Les cryptoactifs et la DeFi visent à reproduire la monnaie, les paiements et une gamme de services financiers. Ils s’appuient sur une technologie de registres distribués sans autorisation, comme la chaîne de blocs. Cette technologie inclut des fonctions techniques capables de s’adapter aux nouvelles demandes au fur et à mesure qu’elles se présentent, ainsi qu’une ouverture au-delà des frontières. Pourtant, les cryptoactifs présentent de graves défauts structurels qui ne leur permettent pas de constituer une base solide pour le système monétaire.
Premièrement, les cryptoactifs n’ont pas d’ancrage nominal solide. Le système repose sur des cryptomonnaies volatiles et ce qu’on appelle des cryptomonnaies stables (ou aussi jetons indexés), qui recherchent un tel ancrage en maintenant une valeur fixe par rapport à une monnaie souveraine, telle que le dollar américain. Mais les cryptomonnaies ne sont pas des monnaies, et les cryptomonnaies stables ne sont pas stables. Ce constat a été mis en évidence par l’implosion du TerraUSD en mai 2022 et par les doutes persistants sur les actifs réels qui soutiennent le principal jeton indexé, émis par Tether. En d’autres termes, les cryptomonnaies stables cherchent à « emprunter » la crédibilité de la monnaie réelle émise par les banques centrales. Cela montre que, si la monnaie des banques centrales n’existait pas, il faudrait l’inventer.
Deuxièmement, les cryptomonnaies induisent une fragmentation. La monnaie est une convention sociale, caractérisée par des effets de réseau : plus le nombre d’individus qui utilisent un type de monnaie donné augmente, plus celui-ci devient attrayant pour les autres. Ces effets de réseau sont fondés sur une institution de confiance, la banque centrale, qui garantit la stabilité de la monnaie ainsi que la sécurité et la finalité (règlement et irréversibilité) des transactions.

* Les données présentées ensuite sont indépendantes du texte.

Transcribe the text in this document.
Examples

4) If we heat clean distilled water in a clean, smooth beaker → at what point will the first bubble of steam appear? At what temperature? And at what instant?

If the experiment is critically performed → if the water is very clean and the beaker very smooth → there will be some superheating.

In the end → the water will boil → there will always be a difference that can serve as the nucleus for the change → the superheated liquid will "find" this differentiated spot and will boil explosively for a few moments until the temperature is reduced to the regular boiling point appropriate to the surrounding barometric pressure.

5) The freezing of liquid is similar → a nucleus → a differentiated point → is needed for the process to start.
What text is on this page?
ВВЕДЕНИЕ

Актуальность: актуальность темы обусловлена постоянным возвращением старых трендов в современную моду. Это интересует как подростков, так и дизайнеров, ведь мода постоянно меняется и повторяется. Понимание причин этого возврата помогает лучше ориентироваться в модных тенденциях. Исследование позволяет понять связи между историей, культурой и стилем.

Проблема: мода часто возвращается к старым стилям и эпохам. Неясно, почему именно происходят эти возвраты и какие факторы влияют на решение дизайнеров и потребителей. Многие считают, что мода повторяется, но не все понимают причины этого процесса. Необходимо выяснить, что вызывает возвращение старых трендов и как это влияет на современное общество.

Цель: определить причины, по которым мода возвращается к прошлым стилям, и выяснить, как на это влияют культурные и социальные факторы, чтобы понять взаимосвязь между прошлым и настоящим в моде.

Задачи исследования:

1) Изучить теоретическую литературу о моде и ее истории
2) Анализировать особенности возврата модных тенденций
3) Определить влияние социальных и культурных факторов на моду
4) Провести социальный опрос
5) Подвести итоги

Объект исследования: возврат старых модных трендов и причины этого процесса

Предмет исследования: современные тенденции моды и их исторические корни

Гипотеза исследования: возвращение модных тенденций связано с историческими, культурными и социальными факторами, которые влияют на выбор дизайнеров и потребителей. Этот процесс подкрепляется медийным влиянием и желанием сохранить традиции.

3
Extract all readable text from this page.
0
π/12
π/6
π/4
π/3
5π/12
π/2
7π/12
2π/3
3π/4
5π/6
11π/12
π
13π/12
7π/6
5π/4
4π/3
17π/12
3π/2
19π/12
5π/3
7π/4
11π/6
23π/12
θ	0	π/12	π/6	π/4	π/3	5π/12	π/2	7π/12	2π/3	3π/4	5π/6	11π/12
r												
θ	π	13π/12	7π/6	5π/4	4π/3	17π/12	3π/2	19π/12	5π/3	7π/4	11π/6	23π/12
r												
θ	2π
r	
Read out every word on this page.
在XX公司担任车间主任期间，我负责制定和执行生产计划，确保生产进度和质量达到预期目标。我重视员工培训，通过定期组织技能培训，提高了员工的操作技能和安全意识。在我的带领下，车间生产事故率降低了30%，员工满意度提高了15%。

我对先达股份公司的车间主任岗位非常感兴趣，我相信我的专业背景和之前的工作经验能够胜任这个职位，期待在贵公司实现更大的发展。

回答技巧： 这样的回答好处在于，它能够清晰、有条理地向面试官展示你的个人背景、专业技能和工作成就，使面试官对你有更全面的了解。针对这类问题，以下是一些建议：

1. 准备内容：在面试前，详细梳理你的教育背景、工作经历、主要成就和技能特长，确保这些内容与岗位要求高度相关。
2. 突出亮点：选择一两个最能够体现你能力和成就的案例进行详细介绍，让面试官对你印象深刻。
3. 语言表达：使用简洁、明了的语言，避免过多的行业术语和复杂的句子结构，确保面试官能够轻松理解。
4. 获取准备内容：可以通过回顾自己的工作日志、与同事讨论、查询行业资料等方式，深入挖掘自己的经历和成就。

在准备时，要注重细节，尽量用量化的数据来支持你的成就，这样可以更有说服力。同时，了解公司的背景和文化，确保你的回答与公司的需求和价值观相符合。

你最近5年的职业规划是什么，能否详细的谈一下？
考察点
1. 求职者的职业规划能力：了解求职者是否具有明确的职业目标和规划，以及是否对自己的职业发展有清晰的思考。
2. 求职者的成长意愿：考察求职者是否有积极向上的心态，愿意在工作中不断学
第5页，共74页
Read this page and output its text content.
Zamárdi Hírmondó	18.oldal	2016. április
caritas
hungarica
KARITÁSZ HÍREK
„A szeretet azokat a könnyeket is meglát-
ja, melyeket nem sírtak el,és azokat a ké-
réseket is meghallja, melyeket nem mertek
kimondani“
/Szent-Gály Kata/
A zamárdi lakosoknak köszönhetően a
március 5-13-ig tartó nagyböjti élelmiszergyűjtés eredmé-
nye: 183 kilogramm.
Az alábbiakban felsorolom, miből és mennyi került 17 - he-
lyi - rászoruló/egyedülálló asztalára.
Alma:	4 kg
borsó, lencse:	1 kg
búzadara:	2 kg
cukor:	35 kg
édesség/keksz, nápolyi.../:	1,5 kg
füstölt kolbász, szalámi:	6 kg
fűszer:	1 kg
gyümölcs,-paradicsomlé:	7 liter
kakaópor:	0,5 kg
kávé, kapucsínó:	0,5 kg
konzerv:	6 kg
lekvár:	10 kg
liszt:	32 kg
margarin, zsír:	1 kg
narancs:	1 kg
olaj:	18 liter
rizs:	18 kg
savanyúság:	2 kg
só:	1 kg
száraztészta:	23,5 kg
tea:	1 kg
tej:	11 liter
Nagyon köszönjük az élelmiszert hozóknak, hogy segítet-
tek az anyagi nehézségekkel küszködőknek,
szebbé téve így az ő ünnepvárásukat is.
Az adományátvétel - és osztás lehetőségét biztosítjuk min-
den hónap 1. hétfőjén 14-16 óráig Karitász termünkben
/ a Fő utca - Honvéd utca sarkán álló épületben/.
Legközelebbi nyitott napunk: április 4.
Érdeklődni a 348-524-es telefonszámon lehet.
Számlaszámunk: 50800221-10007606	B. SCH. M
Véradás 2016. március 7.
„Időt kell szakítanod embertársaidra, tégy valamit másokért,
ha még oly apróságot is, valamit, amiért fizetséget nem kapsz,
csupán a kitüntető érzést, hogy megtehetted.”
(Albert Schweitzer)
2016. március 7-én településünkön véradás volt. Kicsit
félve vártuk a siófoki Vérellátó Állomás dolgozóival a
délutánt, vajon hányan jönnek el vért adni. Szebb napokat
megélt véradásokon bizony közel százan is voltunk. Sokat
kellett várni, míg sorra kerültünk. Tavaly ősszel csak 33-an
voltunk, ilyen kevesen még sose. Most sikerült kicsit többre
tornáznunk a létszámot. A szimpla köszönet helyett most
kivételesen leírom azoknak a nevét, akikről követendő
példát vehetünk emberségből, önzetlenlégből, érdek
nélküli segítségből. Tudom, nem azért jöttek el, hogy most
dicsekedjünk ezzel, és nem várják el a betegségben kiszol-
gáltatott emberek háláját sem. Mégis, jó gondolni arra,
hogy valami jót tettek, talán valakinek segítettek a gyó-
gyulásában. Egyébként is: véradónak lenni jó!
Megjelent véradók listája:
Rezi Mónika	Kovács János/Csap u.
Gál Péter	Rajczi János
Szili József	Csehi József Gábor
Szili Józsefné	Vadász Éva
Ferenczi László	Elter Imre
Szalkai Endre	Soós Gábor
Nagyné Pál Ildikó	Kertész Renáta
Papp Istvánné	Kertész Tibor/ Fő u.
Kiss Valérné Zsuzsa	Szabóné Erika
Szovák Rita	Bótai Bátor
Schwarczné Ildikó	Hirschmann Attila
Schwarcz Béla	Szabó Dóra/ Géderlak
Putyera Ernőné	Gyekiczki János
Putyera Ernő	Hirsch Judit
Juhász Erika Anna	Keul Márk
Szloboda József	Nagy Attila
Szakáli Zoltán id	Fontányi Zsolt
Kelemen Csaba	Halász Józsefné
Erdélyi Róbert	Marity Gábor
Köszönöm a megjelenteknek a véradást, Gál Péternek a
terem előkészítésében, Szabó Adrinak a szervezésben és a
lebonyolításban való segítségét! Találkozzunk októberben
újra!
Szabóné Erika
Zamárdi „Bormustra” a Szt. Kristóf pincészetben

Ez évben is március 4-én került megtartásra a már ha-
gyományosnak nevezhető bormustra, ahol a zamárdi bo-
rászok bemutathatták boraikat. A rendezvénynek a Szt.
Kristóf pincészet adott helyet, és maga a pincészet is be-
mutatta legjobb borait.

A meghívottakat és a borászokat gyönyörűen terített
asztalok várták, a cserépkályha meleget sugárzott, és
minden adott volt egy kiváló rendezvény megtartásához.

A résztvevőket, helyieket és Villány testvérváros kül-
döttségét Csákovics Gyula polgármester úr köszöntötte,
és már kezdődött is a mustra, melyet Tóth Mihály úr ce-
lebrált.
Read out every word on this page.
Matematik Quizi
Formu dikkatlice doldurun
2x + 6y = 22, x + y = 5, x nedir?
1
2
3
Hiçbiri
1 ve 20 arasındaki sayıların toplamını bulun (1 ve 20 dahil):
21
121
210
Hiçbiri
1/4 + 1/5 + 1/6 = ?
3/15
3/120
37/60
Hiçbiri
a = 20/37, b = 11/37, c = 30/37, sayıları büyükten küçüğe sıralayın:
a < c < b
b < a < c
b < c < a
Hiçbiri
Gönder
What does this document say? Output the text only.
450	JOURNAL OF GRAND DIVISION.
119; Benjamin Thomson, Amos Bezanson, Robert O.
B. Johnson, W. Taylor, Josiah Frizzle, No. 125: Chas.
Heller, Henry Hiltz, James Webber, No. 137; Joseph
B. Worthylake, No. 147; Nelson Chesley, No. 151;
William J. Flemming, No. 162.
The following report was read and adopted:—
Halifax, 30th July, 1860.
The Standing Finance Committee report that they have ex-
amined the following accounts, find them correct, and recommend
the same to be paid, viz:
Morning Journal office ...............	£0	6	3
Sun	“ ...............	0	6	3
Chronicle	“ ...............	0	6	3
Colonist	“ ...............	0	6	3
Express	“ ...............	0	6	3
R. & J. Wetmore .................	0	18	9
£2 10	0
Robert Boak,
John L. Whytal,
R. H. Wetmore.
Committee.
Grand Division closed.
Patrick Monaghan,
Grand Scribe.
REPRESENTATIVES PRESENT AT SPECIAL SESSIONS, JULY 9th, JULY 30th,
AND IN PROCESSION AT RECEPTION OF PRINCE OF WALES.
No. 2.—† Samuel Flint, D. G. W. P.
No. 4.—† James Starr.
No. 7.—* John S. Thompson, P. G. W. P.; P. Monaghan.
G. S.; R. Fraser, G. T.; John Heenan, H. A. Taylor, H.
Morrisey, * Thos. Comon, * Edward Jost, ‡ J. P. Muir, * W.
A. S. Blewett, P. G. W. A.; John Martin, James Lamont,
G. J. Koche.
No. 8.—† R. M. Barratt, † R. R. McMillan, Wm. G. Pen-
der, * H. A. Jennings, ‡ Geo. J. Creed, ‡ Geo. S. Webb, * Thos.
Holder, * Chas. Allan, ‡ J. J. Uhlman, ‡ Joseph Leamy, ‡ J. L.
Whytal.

En raison de leur nature décentralisée, les cryptoactifs s’appuient sur des incitations à des validateurs anonymes pour confirmer les transactions, sous forme de frais et de rentes. Ce système provoque une congestion et empêche toute extensibilité. Par exemple, lorsque le réseau Ethereum (une chaîne de blocs largement utilisée pour les applications de DeFi) se rapproche de sa limite de transaction, les frais augmentent de manière exponentielle. Par conséquent, au cours des deux dernières années, les utilisateurs se sont déplacés vers d’autres chaînes de blocs, ce qui a entraîné une fragmentation croissante du paysage de la DeFi (graphique 1). Cette caractéristique inhérente empêche une utilisation généralisée (Boissay et al., 2022).

En raison de ces défauts, les cryptomonnaies ne sont ni stables ni efficaces. Ce secteur échappe en grande partie à toute réglementation, et ses acteurs ne sont soumis à aucune responsabilité vis-à-vis de la société. La fréquence des fraudes, des vols et des escroqueries suscite de vives inquiétudes quant à l’intégrité du marché.
Les cryptoactifs nous ouvrent des perspectives en matière d’innovation. Cependant, les éléments les plus utiles doivent reposer sur des bases plus solides. En adoptant de nouvelles capacités techniques, tout en s’appuyant sur un socle de confiance, la monnaie de banque centrale peut servir de base à un écosystème monétaire riche et diversifié, évolutif et conçu dans l’intérêt général.
Les arbres et la forêt
Les banques centrales sont particulièrement bien placées pour établir ce socle de confiance, compte tenu de leurs rôles clés dans le système monétaire. Le premier rôle est celui d’émetteurs de monnaie souveraine. Le second rôle consiste à fournir les moyens de garantir le caractère définitif des paiements. Les banques centrales sont également responsables du bon fonctionnement des systèmes de paiement et de la préservation de leur intégrité par la réglementation et la surveillance des services privés.
Si le système monétaire était un arbre, la banque centrale en serait le tronc solide. Les branches seraient les banques et les autres prestataires privés, en concurrence pour offrir des services aux ménages et aux entreprises. Les biens publics de la banque centrale appuieront des services innovants pour soutenir l’économie numérique. Le système repose sur les règlements figurant au bilan de la banque centrale.
En agrandissant l’image, nous pouvons voir le système monétaire mondial comme une forêt saine (graphique 2). Dans la canopée des arbres, les branches se rejoignent et permettent une intégration économique au-delà des frontières.